Tempo di
comeback anche per i norvegesi
Wobbler, assenti dalle scene dal 2011 e tornati in pista grazie all'interessamento della sempre attiva
Karisma Records. Il prog nostalgico e ultraderivativo del quintetto trova compimento in quattro tracce in cui il divertimento principale dell'ascoltatore sta nel trovare i riferimenti più o meno palesi agli album preferiti dalla band.
Si parte con la lunga titletrack,
tour-de-force che parte dalle sonorità di Yes, Gentle Giant e Jethro Tull per sfiorare tutti i grandi nomi dei Seventies: si sentono i Caravan e i Soft Machine nelle tastiere, i Genesis nelle linee vocali e nelle trame chitarristiche, Moody Blues e King Crimson nell'approccio al mellotron, tanto prog italiano (alcuni nomi, Balletto Di Bronzo, Metamorfosi e Museo Rosenbach) nei momenti più concitati. I due minuti strumentali dai toni soffusi e romantici incentrati sulle tastiere di
Frøislie di
"Rendered In Shades Of Green" sfociano nella mini-suite
"Fermented Hours", con tanto di liriche in italiano.
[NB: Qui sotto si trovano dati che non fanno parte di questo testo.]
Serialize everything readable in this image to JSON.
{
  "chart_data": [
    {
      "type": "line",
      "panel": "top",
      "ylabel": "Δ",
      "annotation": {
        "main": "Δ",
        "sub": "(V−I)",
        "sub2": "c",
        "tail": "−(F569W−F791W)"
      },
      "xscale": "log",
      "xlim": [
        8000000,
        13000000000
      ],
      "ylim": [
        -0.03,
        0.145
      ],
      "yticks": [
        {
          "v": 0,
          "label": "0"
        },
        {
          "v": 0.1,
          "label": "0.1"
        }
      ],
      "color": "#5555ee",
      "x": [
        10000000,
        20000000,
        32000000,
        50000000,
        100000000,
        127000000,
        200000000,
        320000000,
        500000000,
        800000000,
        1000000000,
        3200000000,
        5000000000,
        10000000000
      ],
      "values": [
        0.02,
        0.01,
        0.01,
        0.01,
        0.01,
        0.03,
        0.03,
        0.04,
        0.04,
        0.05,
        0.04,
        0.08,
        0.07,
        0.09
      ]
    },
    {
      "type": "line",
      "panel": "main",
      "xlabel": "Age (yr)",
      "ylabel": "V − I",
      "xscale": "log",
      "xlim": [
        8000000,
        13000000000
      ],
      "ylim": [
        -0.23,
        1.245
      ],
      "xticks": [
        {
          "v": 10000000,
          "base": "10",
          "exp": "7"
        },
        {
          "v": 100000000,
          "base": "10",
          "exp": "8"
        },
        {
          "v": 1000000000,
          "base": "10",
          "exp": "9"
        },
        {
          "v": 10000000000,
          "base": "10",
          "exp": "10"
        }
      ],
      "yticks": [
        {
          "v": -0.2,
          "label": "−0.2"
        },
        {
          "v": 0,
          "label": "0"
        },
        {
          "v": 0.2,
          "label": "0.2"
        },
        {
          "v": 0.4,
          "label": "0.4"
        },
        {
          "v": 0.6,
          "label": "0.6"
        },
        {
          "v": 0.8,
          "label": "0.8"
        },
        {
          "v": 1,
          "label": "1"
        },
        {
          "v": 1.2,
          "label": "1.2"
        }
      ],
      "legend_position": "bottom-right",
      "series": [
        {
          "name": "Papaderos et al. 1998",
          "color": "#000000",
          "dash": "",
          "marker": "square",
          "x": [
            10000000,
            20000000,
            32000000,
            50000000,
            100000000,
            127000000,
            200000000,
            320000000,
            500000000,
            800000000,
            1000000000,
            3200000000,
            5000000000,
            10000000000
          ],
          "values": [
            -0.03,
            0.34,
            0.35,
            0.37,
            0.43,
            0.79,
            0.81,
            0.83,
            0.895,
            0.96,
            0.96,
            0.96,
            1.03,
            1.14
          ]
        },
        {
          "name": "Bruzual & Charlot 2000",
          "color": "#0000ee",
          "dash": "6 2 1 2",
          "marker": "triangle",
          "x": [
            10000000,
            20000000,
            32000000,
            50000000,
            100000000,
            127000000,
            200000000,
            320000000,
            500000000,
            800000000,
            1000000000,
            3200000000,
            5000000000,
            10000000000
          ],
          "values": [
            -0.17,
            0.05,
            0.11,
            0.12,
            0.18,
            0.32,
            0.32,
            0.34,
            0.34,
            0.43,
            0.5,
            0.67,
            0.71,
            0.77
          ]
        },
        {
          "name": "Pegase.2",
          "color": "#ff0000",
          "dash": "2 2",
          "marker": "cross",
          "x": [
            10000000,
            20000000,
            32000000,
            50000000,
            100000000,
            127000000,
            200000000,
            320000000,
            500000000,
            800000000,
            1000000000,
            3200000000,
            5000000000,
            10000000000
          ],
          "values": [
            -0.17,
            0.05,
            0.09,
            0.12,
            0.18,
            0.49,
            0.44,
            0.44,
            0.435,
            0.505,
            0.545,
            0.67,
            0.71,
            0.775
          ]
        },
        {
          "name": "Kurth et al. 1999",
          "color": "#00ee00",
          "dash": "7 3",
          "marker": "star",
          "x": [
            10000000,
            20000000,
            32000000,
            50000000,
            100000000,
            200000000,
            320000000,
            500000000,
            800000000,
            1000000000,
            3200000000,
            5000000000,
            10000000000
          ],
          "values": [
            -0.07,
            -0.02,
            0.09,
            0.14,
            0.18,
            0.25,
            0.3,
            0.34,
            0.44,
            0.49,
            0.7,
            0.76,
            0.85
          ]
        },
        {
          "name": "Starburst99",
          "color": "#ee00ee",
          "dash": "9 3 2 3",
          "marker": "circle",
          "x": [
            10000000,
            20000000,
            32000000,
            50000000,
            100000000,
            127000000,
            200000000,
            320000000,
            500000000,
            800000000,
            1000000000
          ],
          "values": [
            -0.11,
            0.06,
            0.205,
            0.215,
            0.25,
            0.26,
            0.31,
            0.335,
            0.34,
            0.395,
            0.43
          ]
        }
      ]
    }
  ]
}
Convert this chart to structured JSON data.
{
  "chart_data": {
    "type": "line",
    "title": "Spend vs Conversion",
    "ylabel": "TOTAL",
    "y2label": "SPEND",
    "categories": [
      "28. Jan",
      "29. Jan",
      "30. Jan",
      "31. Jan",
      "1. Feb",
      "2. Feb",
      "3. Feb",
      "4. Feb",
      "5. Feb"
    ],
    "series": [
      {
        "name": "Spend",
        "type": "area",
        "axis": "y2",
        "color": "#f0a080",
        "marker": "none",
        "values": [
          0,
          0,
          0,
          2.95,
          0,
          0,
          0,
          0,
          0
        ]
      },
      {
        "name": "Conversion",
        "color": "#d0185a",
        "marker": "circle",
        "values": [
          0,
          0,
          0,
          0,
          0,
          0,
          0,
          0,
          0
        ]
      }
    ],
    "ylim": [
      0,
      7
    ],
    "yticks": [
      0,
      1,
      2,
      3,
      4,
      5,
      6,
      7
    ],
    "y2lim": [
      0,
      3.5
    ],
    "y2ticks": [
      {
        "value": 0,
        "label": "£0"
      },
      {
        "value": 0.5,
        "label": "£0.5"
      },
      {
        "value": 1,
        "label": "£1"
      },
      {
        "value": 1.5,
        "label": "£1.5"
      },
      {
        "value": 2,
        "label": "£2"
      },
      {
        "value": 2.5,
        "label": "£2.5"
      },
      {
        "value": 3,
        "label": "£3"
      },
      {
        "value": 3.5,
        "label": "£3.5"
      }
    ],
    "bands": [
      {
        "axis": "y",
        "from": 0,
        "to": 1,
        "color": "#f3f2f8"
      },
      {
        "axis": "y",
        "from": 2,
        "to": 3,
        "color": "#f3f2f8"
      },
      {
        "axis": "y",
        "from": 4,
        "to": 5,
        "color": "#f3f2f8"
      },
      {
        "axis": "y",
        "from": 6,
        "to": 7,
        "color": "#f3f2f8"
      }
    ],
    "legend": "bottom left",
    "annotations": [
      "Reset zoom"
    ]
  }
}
Qui si percepiscono echi di Van Der Graaf Generator,
"Larks' Tongues In Aspic" e
"Close To The Edge", con un pizzico di ELP nello stile dell'organo Hammond. E ancora
"Storia Di Un Minuto", "Tales From Topographic Oceans", "Foxtrot" e
"Per Un Amico" nella conclusiva
"Foxlight". Olé.
"From Silence To Somewhere" condensa dieci anni di prog classico in poco più di tre quarti d'ora, e senza dubbio farà la gioia di chi sa veramente apprezzare questo aspetto. Purtroppo però, io non appartengo a questa categoria di uditori, e mi limiterò a riconoscere le indiscutibili capacità dei
Wobbler nel fare tesoro degli insegnamenti del passato.